Pediatric early warning systems using expert-derived vital sign parameters demonstrate limited sensitivity and specificity in identifying deterioration. We hypothesized that modified tools using data-driven vital sign parameters would improve the performance of a validated tool.Design:
Retrospective case control.Setting:
Quaternary-care children’s hospital.Patients:
Hospitalized, noncritically ill patients less than 18 years old. Cases were defined as patients who experienced an emergent transfer to an ICU or out-of-ICU cardiac arrest. Controls were patients who never required intensive care. Cases and controls were split into training and testing groups.Interventions:
The Bedside Pediatric Early Warning System was modified by integrating data-driven heart rate and respiratory rate parameters (modified Bedside Pediatric Early Warning System 1 and 2).

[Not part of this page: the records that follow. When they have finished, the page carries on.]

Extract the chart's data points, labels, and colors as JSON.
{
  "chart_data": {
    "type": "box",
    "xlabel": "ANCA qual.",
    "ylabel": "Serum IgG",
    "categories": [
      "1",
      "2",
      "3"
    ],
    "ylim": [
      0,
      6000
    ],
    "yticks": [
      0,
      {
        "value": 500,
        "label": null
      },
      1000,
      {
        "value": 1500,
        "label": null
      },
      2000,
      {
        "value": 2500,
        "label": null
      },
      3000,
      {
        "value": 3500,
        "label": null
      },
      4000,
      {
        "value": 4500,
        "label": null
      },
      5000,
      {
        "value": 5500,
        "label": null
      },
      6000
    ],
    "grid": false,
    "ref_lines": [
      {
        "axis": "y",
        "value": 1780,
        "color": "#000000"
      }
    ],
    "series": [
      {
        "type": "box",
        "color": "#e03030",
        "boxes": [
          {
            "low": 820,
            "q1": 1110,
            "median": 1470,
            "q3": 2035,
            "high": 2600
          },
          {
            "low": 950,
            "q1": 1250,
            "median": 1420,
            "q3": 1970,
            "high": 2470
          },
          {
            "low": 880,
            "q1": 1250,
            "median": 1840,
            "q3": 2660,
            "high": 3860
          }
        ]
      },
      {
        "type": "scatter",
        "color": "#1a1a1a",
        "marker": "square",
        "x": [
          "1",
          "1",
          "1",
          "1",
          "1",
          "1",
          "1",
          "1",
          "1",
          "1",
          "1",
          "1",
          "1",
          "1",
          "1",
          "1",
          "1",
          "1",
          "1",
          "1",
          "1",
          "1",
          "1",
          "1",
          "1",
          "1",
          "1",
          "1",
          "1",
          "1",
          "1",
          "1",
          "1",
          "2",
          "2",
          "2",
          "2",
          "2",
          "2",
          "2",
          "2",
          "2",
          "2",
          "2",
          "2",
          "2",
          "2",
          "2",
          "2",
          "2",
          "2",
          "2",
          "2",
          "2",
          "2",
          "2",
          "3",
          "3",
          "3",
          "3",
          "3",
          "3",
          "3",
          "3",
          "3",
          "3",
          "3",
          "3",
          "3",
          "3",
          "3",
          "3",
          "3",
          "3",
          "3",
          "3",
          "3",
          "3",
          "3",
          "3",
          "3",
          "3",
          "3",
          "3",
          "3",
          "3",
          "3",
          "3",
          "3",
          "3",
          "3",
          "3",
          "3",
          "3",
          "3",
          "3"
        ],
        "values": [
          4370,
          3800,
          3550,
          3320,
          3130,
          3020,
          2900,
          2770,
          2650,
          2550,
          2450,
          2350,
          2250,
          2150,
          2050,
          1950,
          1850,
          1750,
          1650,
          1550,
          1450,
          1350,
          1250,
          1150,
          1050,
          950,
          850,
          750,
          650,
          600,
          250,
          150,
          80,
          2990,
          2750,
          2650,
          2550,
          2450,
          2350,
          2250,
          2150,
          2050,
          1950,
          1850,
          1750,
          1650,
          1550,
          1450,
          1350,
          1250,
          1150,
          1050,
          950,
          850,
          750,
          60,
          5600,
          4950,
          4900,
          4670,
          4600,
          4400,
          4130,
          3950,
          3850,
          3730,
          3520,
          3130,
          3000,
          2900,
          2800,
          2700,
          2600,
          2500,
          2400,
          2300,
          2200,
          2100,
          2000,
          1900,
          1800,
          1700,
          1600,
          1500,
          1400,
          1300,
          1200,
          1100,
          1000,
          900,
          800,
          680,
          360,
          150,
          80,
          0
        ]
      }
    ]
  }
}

Modified Bedside Pediatric Early Warning System 1 used the 10th and 90th percentiles as normal parameters, whereas modified Bedside Pediatric Early Warning System 2 used fifth and 95th percentiles.Measurements and Main Results:
The training set consisted of 358 case events and 1,830 controls; the testing set had 331 case events and 1,215 controls. In the sensitivity analysis, 207 of the 331 testing set cases (62.5%) were predicted by the original tool versus 206 (62.2%; p = 0.54) with modified Bedside Pediatric Early Warning System 1 and 191 (57.7%; p < 0.001) with modified Bedside Pediatric Early Warning System 2. For specificity, 1,005 of the 1,215 testing set control patients (82.7%) were identified by original Bedside Pediatric Early Warning System versus 1,013 (83.1%; p = 0.54) with modified Bedside Pediatric Early Warning System 1 and 1,055 (86.8%; p < 0.001) with modified Bedside Pediatric Early Warning System 2. There was no net gain in sensitivity and specificity using either of the modified Bedside Pediatric Early Warning System tools.Conclusions:
Integration of data-driven vital sign parameters into a validated pediatric early warning system did not significantly impact sensitivity or specificity, and all the tools showed lower than desired sensitivity and specificity at a single cutoff point. Future work is needed to develop an objective tool that can more accurately predict pediatric decompensation.